In the context of trigonometric functions like cosine, the period is the horizontal length required for a function to complete one full cycle. For the function \( y = -1 - 5\cos(\pi x) \), the period can be determined by the formula \( \frac{2\pi}{B} \), where \( B \) is the coefficient multiplying the variable \( x \) in the cosine term. Here, \( B = \pi \), hence the period is \( \frac{2\pi}{\pi} = 2 \).

• The period tells us how often the wave pattern repeats itself.
• A smaller \( B \) value increases the period (stretches the graph horizontally).
• Larger \( B \) values decrease the period (compresses the graph horizontally).

This means that every 2 units along the x-axis, the wave for \( y = -1 - 5\cos(\pi x) \) completes one entire cycle of repeating its shape. Recognizing the period is crucial for graphing trigonometric functions accurately.

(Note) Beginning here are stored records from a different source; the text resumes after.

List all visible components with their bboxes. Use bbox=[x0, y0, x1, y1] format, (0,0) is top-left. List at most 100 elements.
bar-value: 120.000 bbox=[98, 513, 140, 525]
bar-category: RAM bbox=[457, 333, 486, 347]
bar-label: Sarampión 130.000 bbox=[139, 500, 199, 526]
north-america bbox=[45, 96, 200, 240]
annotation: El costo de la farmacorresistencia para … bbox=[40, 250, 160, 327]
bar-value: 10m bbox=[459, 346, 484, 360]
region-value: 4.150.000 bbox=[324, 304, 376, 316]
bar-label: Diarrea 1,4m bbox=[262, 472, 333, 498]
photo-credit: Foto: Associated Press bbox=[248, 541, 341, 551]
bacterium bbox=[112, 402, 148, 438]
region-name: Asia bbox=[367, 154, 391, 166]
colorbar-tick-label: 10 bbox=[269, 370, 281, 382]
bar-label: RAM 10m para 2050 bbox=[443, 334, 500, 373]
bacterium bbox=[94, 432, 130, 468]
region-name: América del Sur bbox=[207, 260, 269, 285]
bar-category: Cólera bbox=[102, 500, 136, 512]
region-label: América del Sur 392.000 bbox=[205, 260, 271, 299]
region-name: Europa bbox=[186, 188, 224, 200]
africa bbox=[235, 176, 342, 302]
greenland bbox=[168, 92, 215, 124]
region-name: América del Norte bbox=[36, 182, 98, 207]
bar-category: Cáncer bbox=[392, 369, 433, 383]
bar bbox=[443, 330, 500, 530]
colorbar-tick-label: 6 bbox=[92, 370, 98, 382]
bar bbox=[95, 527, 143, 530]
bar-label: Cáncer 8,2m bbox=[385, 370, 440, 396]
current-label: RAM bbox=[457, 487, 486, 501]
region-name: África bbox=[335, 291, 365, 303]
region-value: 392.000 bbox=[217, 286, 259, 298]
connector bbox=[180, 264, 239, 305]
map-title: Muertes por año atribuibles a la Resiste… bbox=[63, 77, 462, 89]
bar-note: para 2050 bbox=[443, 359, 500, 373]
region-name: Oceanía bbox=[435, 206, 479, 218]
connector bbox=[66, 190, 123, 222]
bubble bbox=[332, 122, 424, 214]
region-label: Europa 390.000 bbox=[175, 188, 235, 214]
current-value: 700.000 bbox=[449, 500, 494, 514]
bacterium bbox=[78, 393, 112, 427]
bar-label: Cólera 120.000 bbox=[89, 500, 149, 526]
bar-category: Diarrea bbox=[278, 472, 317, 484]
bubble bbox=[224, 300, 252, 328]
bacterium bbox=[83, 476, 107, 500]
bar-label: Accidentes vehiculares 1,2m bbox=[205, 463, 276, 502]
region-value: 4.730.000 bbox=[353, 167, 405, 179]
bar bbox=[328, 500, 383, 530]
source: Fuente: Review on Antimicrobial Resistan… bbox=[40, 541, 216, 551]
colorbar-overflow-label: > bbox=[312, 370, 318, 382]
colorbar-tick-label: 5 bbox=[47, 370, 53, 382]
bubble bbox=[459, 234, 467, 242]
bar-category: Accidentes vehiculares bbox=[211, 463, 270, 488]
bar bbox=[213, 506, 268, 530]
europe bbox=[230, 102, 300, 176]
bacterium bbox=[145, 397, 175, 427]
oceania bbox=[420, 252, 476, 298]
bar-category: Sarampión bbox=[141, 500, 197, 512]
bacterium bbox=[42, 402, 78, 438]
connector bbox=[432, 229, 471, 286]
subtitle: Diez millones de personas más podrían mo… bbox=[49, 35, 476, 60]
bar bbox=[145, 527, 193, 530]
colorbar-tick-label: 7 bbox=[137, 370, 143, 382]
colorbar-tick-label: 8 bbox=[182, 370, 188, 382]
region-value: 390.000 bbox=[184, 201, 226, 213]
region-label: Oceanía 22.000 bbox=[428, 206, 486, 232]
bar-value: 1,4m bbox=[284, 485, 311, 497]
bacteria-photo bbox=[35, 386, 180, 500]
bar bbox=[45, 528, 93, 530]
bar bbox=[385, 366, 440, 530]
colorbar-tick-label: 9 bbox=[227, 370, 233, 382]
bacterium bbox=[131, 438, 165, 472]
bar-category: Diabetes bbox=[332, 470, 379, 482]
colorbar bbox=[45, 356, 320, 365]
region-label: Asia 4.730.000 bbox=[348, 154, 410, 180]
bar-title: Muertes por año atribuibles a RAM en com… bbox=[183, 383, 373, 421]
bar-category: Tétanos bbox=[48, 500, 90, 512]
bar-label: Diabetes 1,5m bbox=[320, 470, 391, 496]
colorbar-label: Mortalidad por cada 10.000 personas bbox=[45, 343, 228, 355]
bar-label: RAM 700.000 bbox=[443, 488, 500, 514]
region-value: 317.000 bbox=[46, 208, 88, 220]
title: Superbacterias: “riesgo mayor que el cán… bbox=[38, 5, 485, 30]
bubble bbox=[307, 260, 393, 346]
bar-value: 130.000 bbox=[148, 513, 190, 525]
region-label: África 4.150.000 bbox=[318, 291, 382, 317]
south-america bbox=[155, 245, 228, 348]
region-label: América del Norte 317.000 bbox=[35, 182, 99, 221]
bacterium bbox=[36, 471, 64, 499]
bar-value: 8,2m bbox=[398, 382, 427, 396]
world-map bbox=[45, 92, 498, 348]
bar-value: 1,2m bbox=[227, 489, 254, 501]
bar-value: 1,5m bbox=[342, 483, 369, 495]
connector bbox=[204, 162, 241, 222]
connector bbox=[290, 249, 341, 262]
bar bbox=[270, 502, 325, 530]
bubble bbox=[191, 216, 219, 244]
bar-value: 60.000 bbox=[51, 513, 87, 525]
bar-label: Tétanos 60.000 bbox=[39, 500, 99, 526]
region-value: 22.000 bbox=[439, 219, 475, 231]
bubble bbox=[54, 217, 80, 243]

The maximum value of a cosine function is significant as it shows the highest point that the graph reaches. In the function \( y = -1 - 5\cos(\pi x) \), the maximum can be calculated using \( C + |A| \). Here, \( C = -1 \) and the amplitude is \( |A| = 5 \), so the maximum value of the function is \( C + |A| = -1 + 5 = 4 \).

• Maximum value is reached when \( \cos(Bx) = 1 \).
• This value tells us the upper boundary of the function's range.
• In terms of graphing, it defines the peak points.

So, for this function, the highest point on the graph over any given period occurs at 4. This knowledge is valuable when determining the range of output values the function can produce.

The minimum value of a cosine function reflects the lowest point reached by the graph. For the cosine function \( y = -1 - 5\cos(\pi x) \), we determine this using \( C - |A| \). With the values \( C = -1 \) and amplitude \( |A| = 5 \), the minimum is found to be \( C - |A| = -1 - 5 = -6 \).

• Minimum value is reached when \( \cos(Bx) = -1 \).
• This value sets the lower boundary for the function's output range.
• Knowing this helps in sketching the troughs of the graph.

As a result, the lowest point the graph reaches is -6. Understanding both maximum and minimum values allows for a complete understanding of the range of the function, helping to graph it correctly.